Websockets, Elastic Load Balancers, express-state and jade! Oh my!

Nick Marden - October 20, 2014

I was working on a client project last week in which we were placing their NodeJS-based app behind Elastic Load Balancers to improve security (via SSL termination) as well as scalability and fault tolerance (by having multiple back-end servers).

Unfortunately, it wasn’t as simple as creating an ELB that pointed to the back-end NodeJS app, because the NodeJS app included a socket.io-based endpoint. Therefore some of the requests to the back-end server were regular HTTP requests and some needed to undergo an HTTP protocol upgrade to become Websocket connections. This HTTP upgrade procedure doesn’t play nice with Elastic Load Balancers, so we needed a workaround.

My solution was to modify the ELB to map two ports back to the same back-end NodeJS server port. One would use the HTTPS ELB protocol for regular web requests; the other would use raw TCP/SSL for the Websocket requests. Here’s how that looked in my CloudFormation template:


"Listeners" : [
      {
          "InstancePort" : "3000",
          "InstanceProtocol" : "HTTP",
          "LoadBalancerPort" : "443",
          "Protocol" : "HTTPS",
          "SSLCertificateId" : { "Ref" : "AWSSSLCertificateARN" }
      },
      {
          "InstancePort" : "3000",
          "InstanceProtocol" : "TCP",
          "LoadBalancerPort" : "12345",
          "Protocol" : "TCP",
          "SSLCertificateId" : { "Ref" : "AWSSSLCertificateARN" }
      }
],

I then used an environment variable to inform the NodeJS app if it needed to use use different URLs for Websocket vs. regular HTTP(S) requests. Here’s what the daemontools run file looked like:

export AWESOMEAPP_URL="https://awesomeapp.customer.com/"
export AWESOMEAPP_WEBSOCKET_URL="https://awesomeapp.customer.com:12345/"
cd /path/to/app
exec setuidgid ec2-user node app.js

Problem solved?

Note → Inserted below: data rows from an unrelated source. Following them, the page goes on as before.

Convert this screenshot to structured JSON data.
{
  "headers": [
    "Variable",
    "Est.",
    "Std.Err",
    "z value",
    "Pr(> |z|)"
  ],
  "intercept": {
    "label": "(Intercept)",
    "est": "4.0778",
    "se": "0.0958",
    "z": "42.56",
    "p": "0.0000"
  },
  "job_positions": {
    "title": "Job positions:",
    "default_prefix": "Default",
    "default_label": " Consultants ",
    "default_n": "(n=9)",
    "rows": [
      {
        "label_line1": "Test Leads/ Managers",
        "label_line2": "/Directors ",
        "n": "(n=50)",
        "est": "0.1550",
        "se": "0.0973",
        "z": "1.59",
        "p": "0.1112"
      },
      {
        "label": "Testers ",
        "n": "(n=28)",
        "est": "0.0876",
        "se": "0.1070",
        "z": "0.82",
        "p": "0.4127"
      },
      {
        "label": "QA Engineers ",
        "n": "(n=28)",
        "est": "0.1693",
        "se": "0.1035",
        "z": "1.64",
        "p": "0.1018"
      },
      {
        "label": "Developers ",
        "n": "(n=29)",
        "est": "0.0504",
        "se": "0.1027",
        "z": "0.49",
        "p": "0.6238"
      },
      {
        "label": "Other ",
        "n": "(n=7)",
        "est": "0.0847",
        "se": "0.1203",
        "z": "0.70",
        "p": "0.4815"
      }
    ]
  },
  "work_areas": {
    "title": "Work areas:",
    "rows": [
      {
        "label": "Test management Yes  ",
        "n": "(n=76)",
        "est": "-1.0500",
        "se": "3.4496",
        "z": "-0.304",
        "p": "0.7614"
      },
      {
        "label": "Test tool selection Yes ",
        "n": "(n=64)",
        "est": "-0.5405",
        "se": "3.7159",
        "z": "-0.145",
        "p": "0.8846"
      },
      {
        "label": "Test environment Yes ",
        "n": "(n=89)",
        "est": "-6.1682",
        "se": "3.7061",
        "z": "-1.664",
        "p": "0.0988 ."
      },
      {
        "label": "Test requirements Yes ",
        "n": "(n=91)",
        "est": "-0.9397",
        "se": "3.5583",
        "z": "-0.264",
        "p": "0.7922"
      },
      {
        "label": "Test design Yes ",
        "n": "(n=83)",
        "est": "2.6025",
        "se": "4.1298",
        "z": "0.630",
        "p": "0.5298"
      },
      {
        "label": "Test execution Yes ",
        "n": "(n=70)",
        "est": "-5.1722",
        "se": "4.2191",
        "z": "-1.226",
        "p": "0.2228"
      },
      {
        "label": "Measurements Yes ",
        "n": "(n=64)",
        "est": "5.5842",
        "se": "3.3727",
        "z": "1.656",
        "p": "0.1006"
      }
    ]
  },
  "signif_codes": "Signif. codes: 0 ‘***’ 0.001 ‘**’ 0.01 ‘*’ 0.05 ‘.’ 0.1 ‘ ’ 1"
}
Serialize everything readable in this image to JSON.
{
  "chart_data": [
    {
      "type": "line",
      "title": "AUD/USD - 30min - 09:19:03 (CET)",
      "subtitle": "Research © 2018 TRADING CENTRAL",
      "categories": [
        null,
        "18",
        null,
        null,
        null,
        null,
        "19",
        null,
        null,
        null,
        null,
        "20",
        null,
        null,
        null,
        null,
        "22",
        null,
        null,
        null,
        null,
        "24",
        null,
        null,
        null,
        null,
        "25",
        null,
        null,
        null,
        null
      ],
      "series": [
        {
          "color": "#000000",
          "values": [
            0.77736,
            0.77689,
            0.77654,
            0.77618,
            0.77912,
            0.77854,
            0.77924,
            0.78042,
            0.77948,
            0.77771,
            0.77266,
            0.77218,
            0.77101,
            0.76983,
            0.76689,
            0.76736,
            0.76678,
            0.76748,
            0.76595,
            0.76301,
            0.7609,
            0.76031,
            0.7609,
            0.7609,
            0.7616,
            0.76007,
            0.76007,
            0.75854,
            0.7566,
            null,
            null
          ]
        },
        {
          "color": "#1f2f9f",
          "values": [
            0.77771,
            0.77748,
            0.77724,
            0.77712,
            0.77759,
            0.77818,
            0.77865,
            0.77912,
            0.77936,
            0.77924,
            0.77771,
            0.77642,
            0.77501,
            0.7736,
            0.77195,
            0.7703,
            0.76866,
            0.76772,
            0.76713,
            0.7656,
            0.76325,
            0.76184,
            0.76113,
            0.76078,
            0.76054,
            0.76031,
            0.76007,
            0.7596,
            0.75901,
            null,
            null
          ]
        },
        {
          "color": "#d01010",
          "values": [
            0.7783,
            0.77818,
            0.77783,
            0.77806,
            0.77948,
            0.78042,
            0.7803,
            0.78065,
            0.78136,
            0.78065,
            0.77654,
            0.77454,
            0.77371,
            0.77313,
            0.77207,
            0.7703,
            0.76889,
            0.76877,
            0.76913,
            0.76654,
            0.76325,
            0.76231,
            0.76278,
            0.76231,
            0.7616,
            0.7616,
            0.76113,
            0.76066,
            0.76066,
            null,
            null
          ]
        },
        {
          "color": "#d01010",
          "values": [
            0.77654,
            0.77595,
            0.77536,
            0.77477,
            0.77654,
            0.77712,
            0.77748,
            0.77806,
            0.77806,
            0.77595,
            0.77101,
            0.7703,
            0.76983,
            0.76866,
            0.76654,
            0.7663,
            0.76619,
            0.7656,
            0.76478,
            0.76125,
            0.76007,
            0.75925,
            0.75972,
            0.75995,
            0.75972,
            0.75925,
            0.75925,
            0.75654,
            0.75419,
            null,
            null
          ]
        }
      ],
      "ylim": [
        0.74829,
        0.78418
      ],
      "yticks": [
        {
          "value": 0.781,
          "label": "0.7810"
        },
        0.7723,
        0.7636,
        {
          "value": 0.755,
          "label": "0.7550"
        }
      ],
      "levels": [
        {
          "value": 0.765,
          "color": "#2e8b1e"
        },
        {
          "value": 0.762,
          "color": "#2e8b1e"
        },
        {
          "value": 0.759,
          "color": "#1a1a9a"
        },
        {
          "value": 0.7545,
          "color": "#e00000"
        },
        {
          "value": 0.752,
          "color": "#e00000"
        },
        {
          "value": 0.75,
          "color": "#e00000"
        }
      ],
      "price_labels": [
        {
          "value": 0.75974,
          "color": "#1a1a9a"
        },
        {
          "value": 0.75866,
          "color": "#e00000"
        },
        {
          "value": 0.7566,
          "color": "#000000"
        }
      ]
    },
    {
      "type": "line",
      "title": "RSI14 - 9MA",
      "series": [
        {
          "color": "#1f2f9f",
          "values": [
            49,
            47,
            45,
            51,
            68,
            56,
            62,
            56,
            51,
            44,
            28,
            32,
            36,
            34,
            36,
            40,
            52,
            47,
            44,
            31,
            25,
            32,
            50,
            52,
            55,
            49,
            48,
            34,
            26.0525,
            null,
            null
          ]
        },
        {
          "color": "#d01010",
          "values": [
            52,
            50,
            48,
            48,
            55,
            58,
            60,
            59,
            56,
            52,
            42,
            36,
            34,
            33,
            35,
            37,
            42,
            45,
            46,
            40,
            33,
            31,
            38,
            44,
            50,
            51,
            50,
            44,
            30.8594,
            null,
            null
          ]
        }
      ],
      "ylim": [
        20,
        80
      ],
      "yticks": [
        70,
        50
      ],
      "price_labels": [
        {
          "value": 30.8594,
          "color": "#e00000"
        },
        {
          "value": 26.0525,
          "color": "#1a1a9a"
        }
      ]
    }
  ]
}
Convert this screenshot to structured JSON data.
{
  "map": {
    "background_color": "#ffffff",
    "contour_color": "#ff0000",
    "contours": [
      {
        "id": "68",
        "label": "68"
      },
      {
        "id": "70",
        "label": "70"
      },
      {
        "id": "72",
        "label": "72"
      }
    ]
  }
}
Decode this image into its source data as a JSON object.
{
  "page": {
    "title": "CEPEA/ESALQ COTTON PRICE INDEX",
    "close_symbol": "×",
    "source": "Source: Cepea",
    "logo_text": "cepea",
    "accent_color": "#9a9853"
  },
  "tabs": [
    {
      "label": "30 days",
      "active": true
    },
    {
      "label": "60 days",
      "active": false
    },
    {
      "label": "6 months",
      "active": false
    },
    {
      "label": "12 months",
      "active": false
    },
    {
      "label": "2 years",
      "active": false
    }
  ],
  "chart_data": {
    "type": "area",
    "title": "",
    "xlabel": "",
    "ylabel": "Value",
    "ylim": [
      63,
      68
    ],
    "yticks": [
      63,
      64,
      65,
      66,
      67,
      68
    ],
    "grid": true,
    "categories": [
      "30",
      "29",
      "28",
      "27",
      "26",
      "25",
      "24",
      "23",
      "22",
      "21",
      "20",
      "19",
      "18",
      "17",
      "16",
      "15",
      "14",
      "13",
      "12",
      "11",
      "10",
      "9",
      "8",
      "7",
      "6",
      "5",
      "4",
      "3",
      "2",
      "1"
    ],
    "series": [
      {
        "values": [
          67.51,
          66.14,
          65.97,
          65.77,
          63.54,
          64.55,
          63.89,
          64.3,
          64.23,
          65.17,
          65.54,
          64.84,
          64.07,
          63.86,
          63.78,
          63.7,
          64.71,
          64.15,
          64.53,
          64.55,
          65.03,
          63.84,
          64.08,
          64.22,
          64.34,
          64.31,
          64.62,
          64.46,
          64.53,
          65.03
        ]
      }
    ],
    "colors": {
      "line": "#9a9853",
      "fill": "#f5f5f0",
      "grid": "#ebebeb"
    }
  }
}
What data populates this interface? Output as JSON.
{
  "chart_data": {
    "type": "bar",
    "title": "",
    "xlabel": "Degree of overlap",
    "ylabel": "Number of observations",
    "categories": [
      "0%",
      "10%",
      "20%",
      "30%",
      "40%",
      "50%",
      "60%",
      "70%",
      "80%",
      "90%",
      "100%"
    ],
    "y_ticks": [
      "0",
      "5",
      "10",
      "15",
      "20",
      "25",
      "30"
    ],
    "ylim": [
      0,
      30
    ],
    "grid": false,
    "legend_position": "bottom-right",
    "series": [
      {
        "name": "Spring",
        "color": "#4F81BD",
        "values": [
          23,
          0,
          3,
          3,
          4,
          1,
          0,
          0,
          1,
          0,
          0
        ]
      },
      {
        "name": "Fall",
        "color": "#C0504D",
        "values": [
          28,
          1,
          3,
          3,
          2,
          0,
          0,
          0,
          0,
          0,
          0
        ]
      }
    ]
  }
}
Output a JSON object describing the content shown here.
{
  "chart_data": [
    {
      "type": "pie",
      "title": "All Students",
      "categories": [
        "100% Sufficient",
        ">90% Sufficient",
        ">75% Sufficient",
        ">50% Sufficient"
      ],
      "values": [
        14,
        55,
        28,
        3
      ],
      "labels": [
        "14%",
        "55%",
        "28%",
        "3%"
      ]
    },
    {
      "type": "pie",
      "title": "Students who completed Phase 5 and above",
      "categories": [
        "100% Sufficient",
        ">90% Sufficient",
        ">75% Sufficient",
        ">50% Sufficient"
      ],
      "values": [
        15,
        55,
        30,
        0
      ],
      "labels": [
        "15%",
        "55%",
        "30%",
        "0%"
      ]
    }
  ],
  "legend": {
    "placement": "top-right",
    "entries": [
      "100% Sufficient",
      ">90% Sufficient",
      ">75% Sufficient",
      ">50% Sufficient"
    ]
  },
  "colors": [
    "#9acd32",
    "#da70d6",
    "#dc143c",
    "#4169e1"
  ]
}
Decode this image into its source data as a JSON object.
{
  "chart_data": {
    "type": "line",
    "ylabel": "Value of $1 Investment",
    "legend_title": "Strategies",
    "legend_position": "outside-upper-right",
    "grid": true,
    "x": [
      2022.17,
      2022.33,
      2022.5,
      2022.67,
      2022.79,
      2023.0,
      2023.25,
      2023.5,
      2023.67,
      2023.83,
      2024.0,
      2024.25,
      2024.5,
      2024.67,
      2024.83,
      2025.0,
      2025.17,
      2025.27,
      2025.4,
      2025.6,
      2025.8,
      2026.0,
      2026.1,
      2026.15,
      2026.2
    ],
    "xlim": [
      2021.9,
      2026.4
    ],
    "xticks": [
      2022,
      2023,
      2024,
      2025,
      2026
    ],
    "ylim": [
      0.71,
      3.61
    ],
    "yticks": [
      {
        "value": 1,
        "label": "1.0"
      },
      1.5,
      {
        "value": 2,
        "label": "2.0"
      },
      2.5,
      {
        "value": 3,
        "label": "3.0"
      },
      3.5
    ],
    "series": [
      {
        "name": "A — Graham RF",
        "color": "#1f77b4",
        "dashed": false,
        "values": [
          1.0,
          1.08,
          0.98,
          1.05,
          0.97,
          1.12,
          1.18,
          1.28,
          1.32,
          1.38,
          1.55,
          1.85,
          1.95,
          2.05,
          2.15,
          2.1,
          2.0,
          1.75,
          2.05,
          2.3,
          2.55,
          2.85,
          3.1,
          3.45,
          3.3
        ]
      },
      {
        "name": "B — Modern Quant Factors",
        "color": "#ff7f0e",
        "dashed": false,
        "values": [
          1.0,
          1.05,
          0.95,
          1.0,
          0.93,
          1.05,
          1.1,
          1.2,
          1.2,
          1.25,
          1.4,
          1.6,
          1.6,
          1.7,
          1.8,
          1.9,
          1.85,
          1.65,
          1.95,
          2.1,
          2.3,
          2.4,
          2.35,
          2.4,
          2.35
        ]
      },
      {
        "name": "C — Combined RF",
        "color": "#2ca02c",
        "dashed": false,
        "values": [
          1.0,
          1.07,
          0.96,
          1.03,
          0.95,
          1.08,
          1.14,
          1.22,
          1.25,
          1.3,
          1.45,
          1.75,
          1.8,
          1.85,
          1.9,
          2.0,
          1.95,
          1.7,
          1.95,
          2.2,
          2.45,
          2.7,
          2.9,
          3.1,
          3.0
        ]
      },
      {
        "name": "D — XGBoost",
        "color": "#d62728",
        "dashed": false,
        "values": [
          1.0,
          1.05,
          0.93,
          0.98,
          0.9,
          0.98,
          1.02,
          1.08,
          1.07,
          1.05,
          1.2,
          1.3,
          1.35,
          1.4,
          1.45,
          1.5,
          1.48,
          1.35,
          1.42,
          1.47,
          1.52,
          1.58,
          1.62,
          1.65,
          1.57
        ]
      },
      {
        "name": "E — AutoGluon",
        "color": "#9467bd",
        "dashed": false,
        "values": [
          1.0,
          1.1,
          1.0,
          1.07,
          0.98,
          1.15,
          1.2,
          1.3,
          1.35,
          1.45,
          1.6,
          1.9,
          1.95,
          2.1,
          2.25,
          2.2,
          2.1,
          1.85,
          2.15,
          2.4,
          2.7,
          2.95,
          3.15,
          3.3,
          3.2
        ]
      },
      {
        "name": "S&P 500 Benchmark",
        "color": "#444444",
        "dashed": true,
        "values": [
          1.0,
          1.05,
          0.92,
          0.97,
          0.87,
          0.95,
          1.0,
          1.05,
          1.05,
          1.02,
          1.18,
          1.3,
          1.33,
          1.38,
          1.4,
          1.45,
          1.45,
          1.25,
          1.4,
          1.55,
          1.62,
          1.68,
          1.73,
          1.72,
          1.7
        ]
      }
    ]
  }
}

Not really.

While the server-side NodeJS code now had the required endpoint information, it was ultimately the client code that needed to consume it. Of course, server-side environment variables aren’t available to the client-side Javascript, so I had to find a way to transport this information through the express-based app over to the client code. I used express-state combined with the existing Jade templates.

In app.js I added this:

var expstate = require('express-state');
expstate.extend(app);
app.set('state namespace', 'AWESOMEAPP');
app.expose({
    endpoints: {
        websocketURL: process.env.AWESOMEAPP_WEBSOCKET_URL ||
                      process.env.AWESOMEAPP_URL
    }
}, 'AWESOMEAPP.config', {cache: true});

Note that by default AWESOMEAPP_WEBSOCKET_URL would just be understood to be the same as AWESOMEAPP_URL. This allowed for localhost-only development on a shared port, where ELBs weren’t around to cause any problems.

Since express-state locals need to be made visible somewhere in the client code, I added this to <HEAD> section of the global layout template:

<script>// <![CDATA[
!= state
// ]]></script>

Note the use of != instead of = in order to avoid escaping of the state contents.

With this configuration available on the client side, the socket.io connections were created by using the provided endpoint information:

module.exports.ready = function() {
    // AWESOMEAPP is defined via express-state
    var url = AWESOMEAPP.config.endpoints.websocketURL;
    var socket = io.connect(url);
    ...
}

And presto! Everything started working for our client-initiated websockets through the ELBs.